Oil Falls as Cease-Fire Progress Outweighs Positive Demand Signs
(Bloomberg) -- Oil fell after progress on a cease-fire between Israel and Hamas outweighed signs of rising US crude demand that had propped up prices earlier in the week.
West Texas Intermediate retreated 0.5% to settle near $82 a barrel. US President Joe Biden said Friday in a social media post that Israel and Hamas have agreed to a cease-fire framework, potentially reducing geopolitical risks to crude supplies. The potential for a wider regional conflict in the Middle East, the source of a third of the world’s oil, had pushed crude prices near $87 earlier this year.
Earlier this week, National Security Adviser Jake Sullivan said negotiators have made progress toward a cease-fire, but tamped down hopes of a deal anytime soon.
“The signs are more positive today than they have been in recent months,” Sullivan said, while adding that “there’s still miles to go before we close — if we are able to close.”

News of the possible cease-fire is counteracting signals of a robust market. On Wednesday, a US government report showed signs of strengthening fuel consumption after the Fourth of July holiday. Meanwhile, the premium for WTI’s front-month futures over the next contract — known as the prompt spread — reached the highest since October, indicating tighter supplies.

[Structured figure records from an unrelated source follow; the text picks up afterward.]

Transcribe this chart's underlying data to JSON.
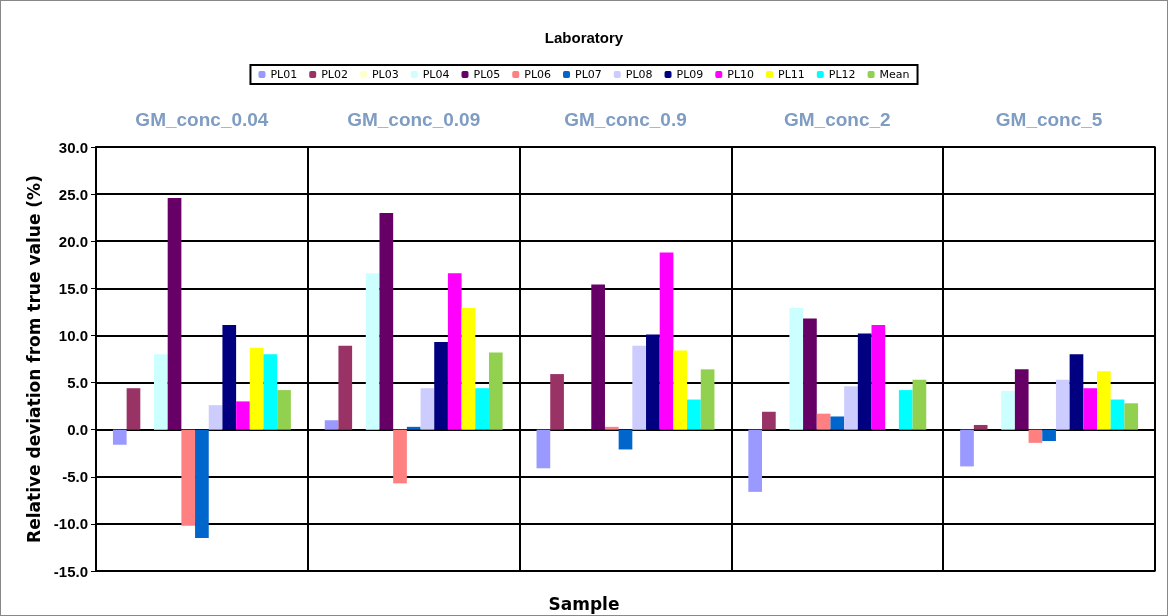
{
  "chart_data": {
    "type": "bar",
    "title": "Laboratory",
    "xlabel": "Sample",
    "ylabel": "Relative deviation from true value (%)",
    "categories": [
      "GM_conc_0.04",
      "GM_conc_0.09",
      "GM_conc_0.9",
      "GM_conc_2",
      "GM_conc_5"
    ],
    "series": [
      {
        "name": "PL01",
        "color": "#9999ff",
        "values": [
          -1.6,
          1.0,
          -4.1,
          -6.6,
          -3.9
        ]
      },
      {
        "name": "PL02",
        "color": "#993366",
        "values": [
          4.4,
          8.9,
          5.9,
          1.9,
          0.5
        ]
      },
      {
        "name": "PL03",
        "color": "#ffffcc",
        "values": [
          null,
          null,
          null,
          null,
          null
        ]
      },
      {
        "name": "PL04",
        "color": "#ccffff",
        "values": [
          8.0,
          16.6,
          null,
          12.9,
          4.1
        ]
      },
      {
        "name": "PL05",
        "color": "#660066",
        "values": [
          24.6,
          23.0,
          15.4,
          11.8,
          6.4
        ]
      },
      {
        "name": "PL06",
        "color": "#ff8080",
        "values": [
          -10.2,
          -5.7,
          0.3,
          1.7,
          -1.4
        ]
      },
      {
        "name": "PL07",
        "color": "#0066cc",
        "values": [
          -11.5,
          0.3,
          -2.1,
          1.4,
          -1.2
        ]
      },
      {
        "name": "PL08",
        "color": "#ccccff",
        "values": [
          2.6,
          4.4,
          8.9,
          4.6,
          5.3
        ]
      },
      {
        "name": "PL09",
        "color": "#000080",
        "values": [
          11.1,
          9.3,
          10.1,
          10.2,
          8.0
        ]
      },
      {
        "name": "PL10",
        "color": "#ff00ff",
        "values": [
          3.0,
          16.6,
          18.8,
          11.1,
          4.4
        ]
      },
      {
        "name": "PL11",
        "color": "#ffff00",
        "values": [
          8.7,
          12.9,
          8.4,
          null,
          6.2
        ]
      },
      {
        "name": "PL12",
        "color": "#00ffff",
        "values": [
          8.0,
          4.4,
          3.2,
          4.2,
          3.2
        ]
      },
      {
        "name": "Mean",
        "color": "#92d050",
        "values": [
          4.2,
          8.2,
          6.4,
          5.3,
          2.8
        ]
      }
    ],
    "ylim": [
      -15,
      30
    ],
    "yticks": [
      {
        "value": -15,
        "label": "-15.0"
      },
      {
        "value": -10,
        "label": "-10.0"
      },
      {
        "value": -5,
        "label": "-5.0"
      },
      {
        "value": 0,
        "label": "0.0"
      },
      {
        "value": 5,
        "label": "5.0"
      },
      {
        "value": 10,
        "label": "10.0"
      },
      {
        "value": 15,
        "label": "15.0"
      },
      {
        "value": 20,
        "label": "20.0"
      },
      {
        "value": 25,
        "label": "25.0"
      },
      {
        "value": 30,
        "label": "30.0"
      }
    ],
    "grid": true,
    "legend": "top"
  }
}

“Spreads suggests that refinery appetite, the possible bellwether of seasonal growth in consumption in the Northern Hemisphere, is on the rise,” said Tamas Varga, an analyst at brokerage PVM.
Summer is presenting risks to supply, too. In Canada, a ring of wildfires has erupted around the country’s unofficial oil-sands capital of Fort McMurray, with some production having already been curtailed by a blaze to the northeast.